As usual, create a directory to hold today's activities:
$ mkdir ~/cs170/labs/lab4 $ cd ~/cs170/labs/lab4
Hand in your Pseudocode at the beginning of class. I will look at them this evening, and upload comments to inquire by tomorrow. My structure is here, and we will talk about it in class today.
Sorry, but it had to be done. This is a timed quiz, so please answer the questions located here. When you are done, look at the comments I uploaded for lab 2 on inquire.
For the first time in the CPSC 120/170 sequence, I allowed you to
use the global statements on Friday. We needed to use
a global statement because we needed more information in our event
handler than we were allowed to provide. This is going to be a
commonly occuring problem with Tkinter, so we need to figure out a
way around that.
One mechanism for getting around this is through the use of objects. Writing an event handler in a class allows for us to access the attributes of that object on top of the event object that gets passed. Today we will see how this can be done, and you will practice writing classes and creating objects today.
On Friday we seemed to struggle with getting paddles moving with the bouncing ball. Today, we are going to reduce the work load by going back to just getting a ball bouncing around the screen. However, we are going to accomplish this today using classes!
Create a class called Ball in a file
called ball.py. This class should have two
methods: __init__ and move_ball.
The __init__ method should create ALL of the
necessary attributes for the ball, while move ball should actually
move the ball, making sure the ball bounces off the boundaries of
the canvas.
In addition to this class, write a file called test_ball.py. This file should generate and animate at least 20 randomly generated balls bouncing around the screen. Each ball should have a random starting location, radius, and velocity.
In order to draw and animate the ball, you need at least 5 attributes: The canvas the ball is drawn on, the id of the ball on the canvas, the radius of the ball, and the speed in the x and y directions.
Your constructor needs to take 6 parameters to get the ball started: the canvas the ball is drawn on, the initial x and y position of the ball, the radius of the ball, and the speed of the ball in the x and y directions. You should set all of the 5 attributes above in the constructor, which means you should draw the ball in the constructor as well.
move_ball should perform the exact same operation as our
previous bouncing ball program did. Get the coordinates of
the ball using the coords method of the canvas.
If the coordinates of the ball are outside the boundary of
the canvas, flip the appropriate speed.
test_ball.py should create a list of 20 Ball
objects.
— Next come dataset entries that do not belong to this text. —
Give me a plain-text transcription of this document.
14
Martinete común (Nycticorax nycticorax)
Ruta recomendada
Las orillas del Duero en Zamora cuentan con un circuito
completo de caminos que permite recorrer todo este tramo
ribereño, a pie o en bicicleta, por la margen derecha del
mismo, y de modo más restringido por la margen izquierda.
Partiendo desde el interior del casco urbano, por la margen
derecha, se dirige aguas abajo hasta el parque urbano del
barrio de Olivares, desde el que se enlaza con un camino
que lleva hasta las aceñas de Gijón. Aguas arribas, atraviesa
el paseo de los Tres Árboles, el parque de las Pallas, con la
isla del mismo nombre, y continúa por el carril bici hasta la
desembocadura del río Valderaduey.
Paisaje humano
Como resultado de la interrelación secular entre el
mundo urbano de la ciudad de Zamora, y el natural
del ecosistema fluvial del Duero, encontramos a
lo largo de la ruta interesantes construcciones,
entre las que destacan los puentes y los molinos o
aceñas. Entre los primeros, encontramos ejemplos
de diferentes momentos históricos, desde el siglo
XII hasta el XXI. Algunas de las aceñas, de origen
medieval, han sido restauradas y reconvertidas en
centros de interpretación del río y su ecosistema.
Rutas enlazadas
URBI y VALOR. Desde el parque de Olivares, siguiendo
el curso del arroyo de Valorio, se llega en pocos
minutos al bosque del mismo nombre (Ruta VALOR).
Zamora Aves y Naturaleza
It should then loop through this list
calling move_ball on each one of them before
calling canvas.update and sleeping.
Your animation right now is going to look a little dull, since it will be just a bouncing around the screen. Alter the ball class so that it randomly generates a fill color for the circles.
Let's assume that this program you have written is now a physics simulation of a bunch of bouncing around in a rectangular environment. The one piece that is missing is for the balls to bounce off of each other. To accomplish this, you will need to add a method for determining if two balls are colliding.
Modify your Ball class to have a method
called handle_collisions, which should take another
ball as a parameter and alters the speeds of the ball if it is
colliding with the passed ball. For these collisions, you simply
need to swap the respective components of speed between the two
balls. So, if ball A collides with ball B, ball A gets ball B's velocity
and vice versa.
Alter your test program so it also checks for collisions between all of the balls. When you run your program, you should be able to see the balls bouncing off of one another.
You do not need to add any attributes to the Ball class for this.
The method header should look like handle_collisions(self, other_ball).
Two circles are colliding if the distances between their center points is less than the sum of their radii. You can compute the distance using the euclidean distance formula: $$d = \sqrt{(x_1 - x_2)^2 + (y_1 - y_2)^2}$$
test_ball.py now needs to check collisions between all possible pairs of balls in your program. You need to have a nested for loop to accomplish this.
The collisions required for this exercise are not really physically realistic. This simulation essentially assumes that all of the balls have the same exact mass. Let the radius of the ball also define its mass. Accounting for differing masses, the new component of the speed of the ball can be computed using the equation: $$v_1 = \frac{u_1 \times (m_1 - m_2) + 2 \times m_2 \times u_2}{m_1 + m_2}$$
Where \(u_1\) is the velocity of this ball before the collision, \(u_2\) is the velocity of the other ball before the collision, \(m_1\) is the mass of this ball, and \(m_2\) is the mass of the other ball.
When you have finished, create a tar file of your lab4
directory. To create a tar file, execute the following commands:
cd ~/cs170/labs tar czvf lab4.tgz lab4/
To submit your activity, go to inquire.roanoke.edu. You should
see an available assignment called Lab Assignment 4.
Make sure you include a header listing the authors of the file.